At first glance, a hot dog might seem like a simple street food or barbecued meat, but in actuality, there are upwards of 40 ways the world makes awesome hot dogs — and all of them are unique in their own way. One regional hot dog style that stands out for its pop of flavors, appearance, and textures hails from Chicago. What makes a Chicago hot dog different from the rest? Its inclusion of crunchy veggie toppings and brightly colored condiments.

Chicago's signature frankfurter is often referred to as 'dragged through the garden' because it is literally piled high with veggies. This style of dog is said to have been created to bulk up the links with healthy ingredients during the Great Depression. And its heartiness delivers — when you order a hot dog in Chi-Town, you can expect the frank to be topped with bright yellow mustard, greener-than-the-garden pickle relish, and chopped onion. 

Then, it's wedged with tomatoes and pickle spears on either side between the dog and the bun, and completed with pickled sport peppers (also a regional favorite) and celery salt. The result is a full-on meal when you bite into the all-beef hot dog, perfectly steamed or charred and stacked on its signature pillowy steamed poppyseed bun. 

The Chicago dog was created to be filling and cheap

The Windy City is well-known for its quality regional dishes, including Chicago-style pizza and its beloved frankfurters. The Chicago hot dog, also known as the 'Depression sandwich,' was originally created to feed working-class people for as cheap as a nickel. A famed and long-lost establishment called Fluky's was the first to sell the veggie-piled frank complete with mustard, lettuce, tomato, onions, and pickle relish. What followed was the garden dog's tasty popularity largely thanks to the need to find creative and affordable ways to fill people up fast. 

The influx of this hearty hot dog rendition built upon the Windy City's already thriving meat and food production industry. A rich history of German immigration to the state had already put hot dogs on the map, and by the time the Depression sandwich came around, the Vienna Beef company (started in 1893) became a key component of the classic sandwich.
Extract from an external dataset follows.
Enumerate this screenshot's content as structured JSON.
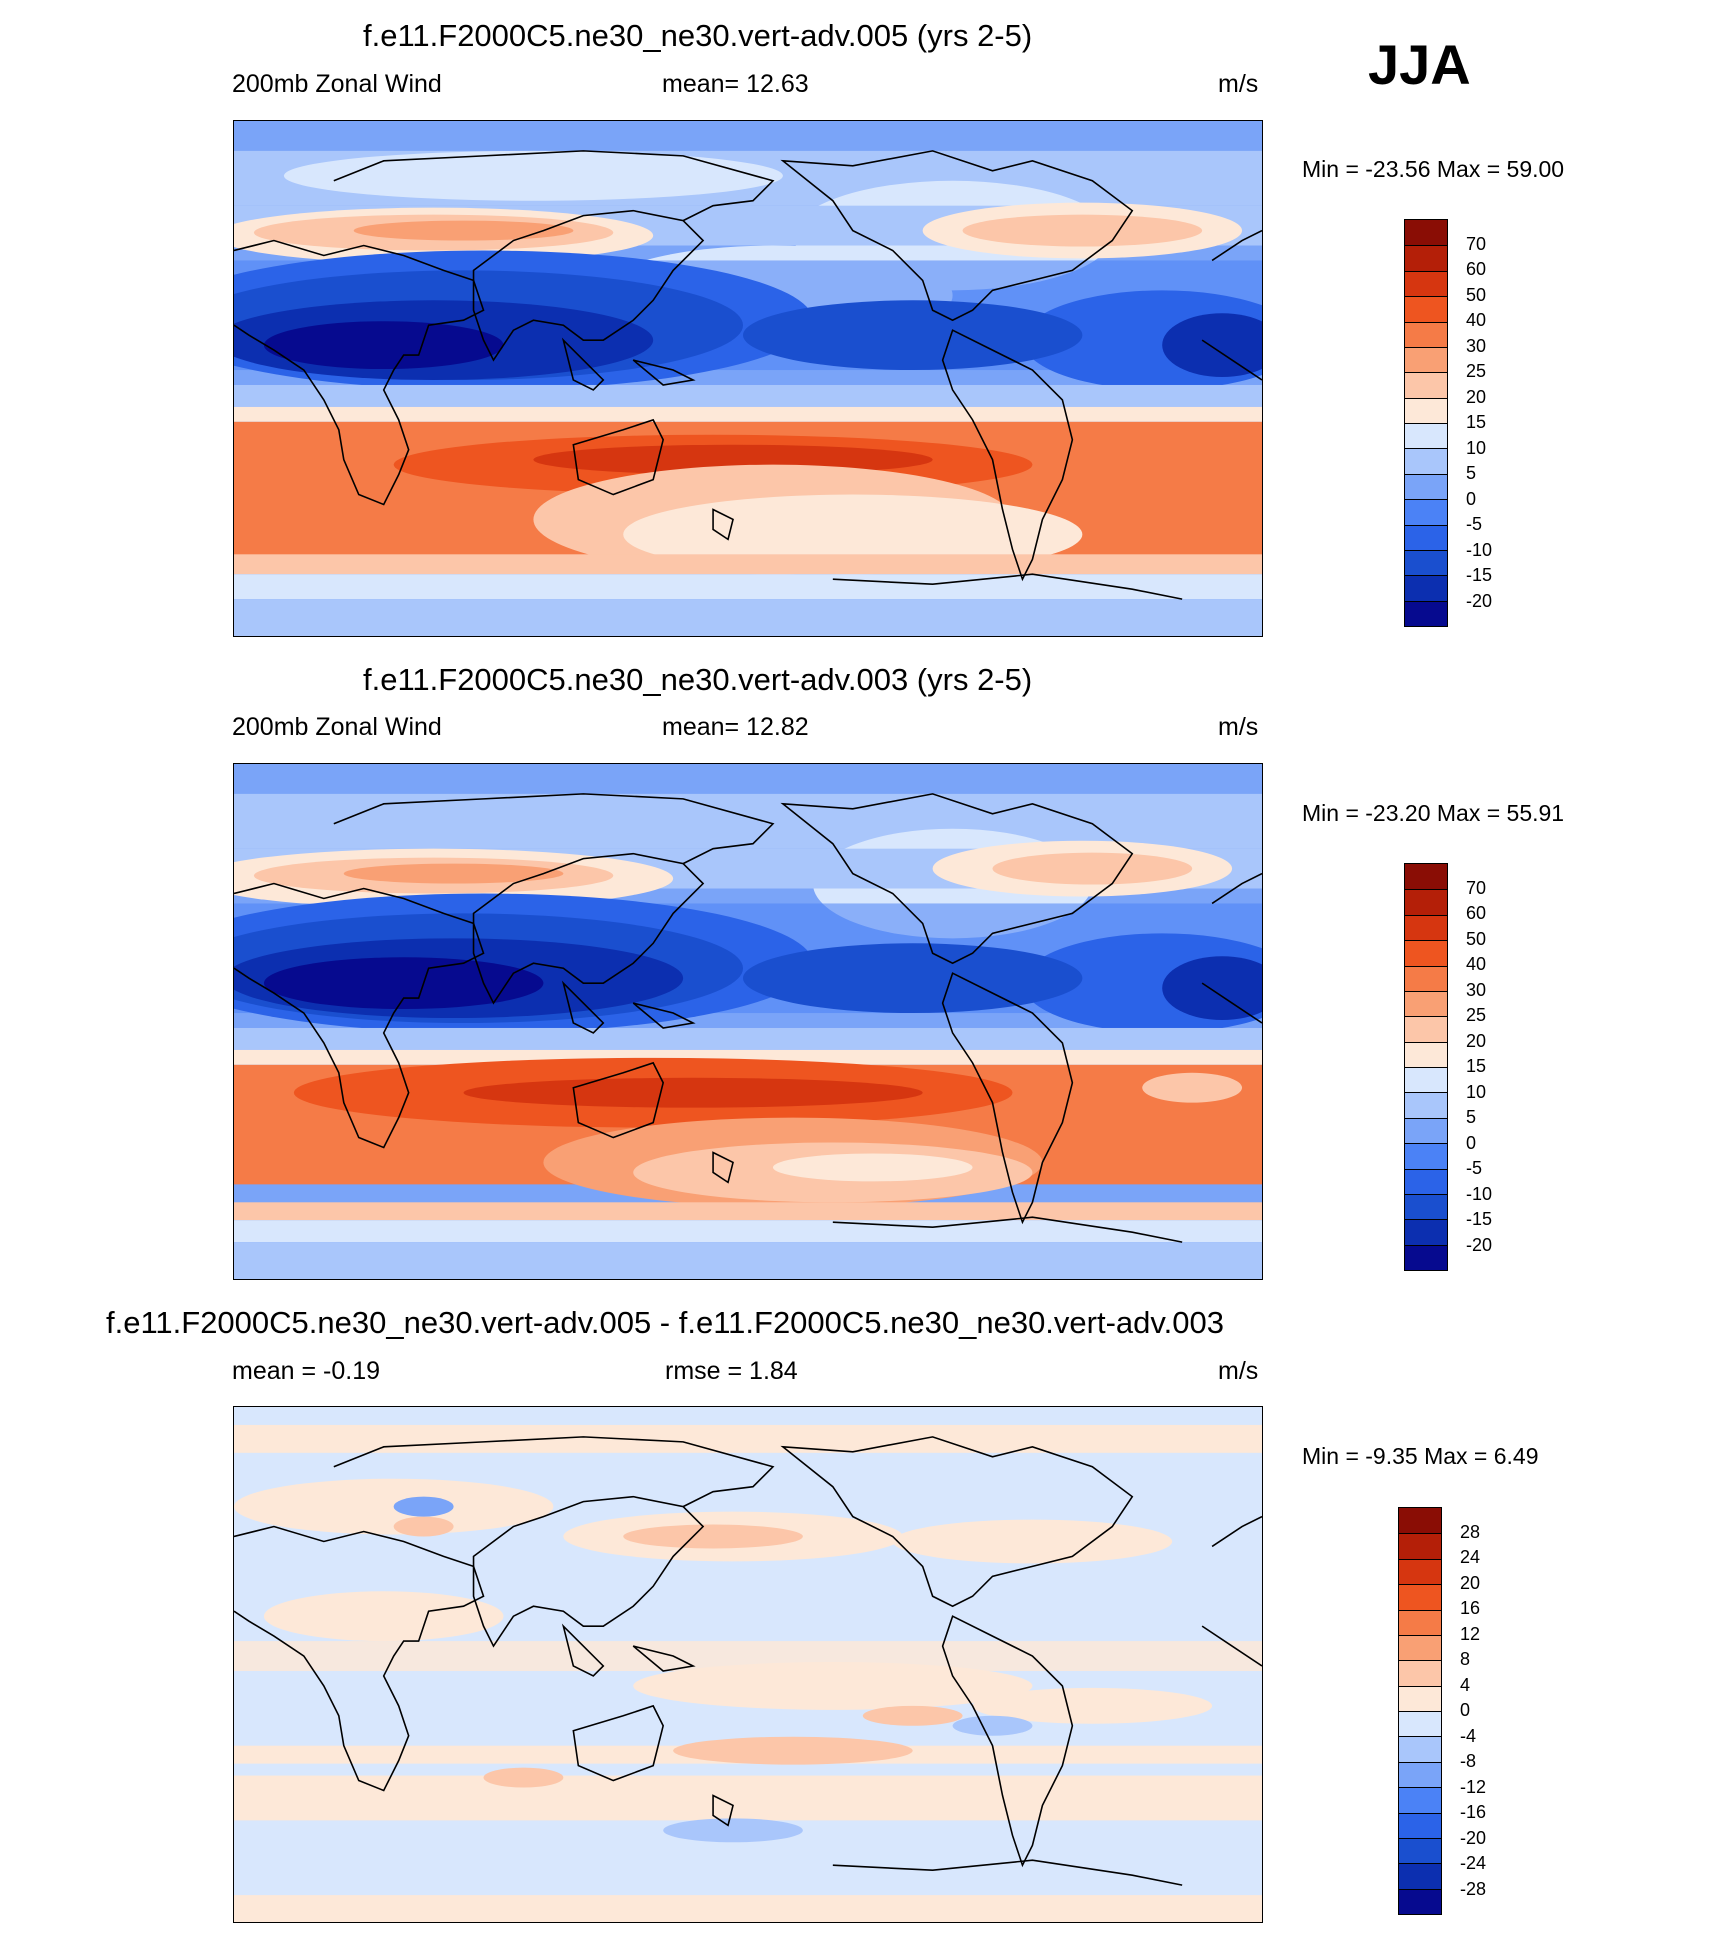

The Vienna Beef sign used by many stands and shops to this day indicates that the all-beef Polish sausage brand still is the weiner of choice for purveyors of the Chicago hot dog.      

The regional specialty has evolved since its inception

Though some say not to mess with tried-and-true food traditions, along with the city's growing food scene, Chicago hot dogs have evolved past their working-class origins. Today, you'll be hard-pressed to find lettuce on the dog. There are some steadfast rules like never including ketchup, but otherwise, there's usually room for interpretation. For instance, what began as a simple and filling dog served with no sides now is often accompanied by an order of fries. Certain shops like Gene & Jude's in the suburbs even serve up the dog with spuds piled directly onto the bun. 

When it comes to questions like whether the frank is best steamed or charred, some shops prefer steamed to achieve the perfect snappy bite. Then there are others, like Fatso's Last Stand, who are famous for their signature charred version.

Other institutions, like Jim's Original, go as far as to grill the onions for their Polish Sausage Sandwich. Today, some gourmet restaurants in the city are taking homemade hot dogs to a whole new level by mixing different types of meat into the sausage or adding inventive toppings. You can order plant-based versions that take the 'garden' in 'garden dog' seriously, like the Veggie Lover at Devil Dawgs. However your hot dog is prepared, if it's Chicago-style, it will be piled high with brightly colored and crisp vegetable toppings.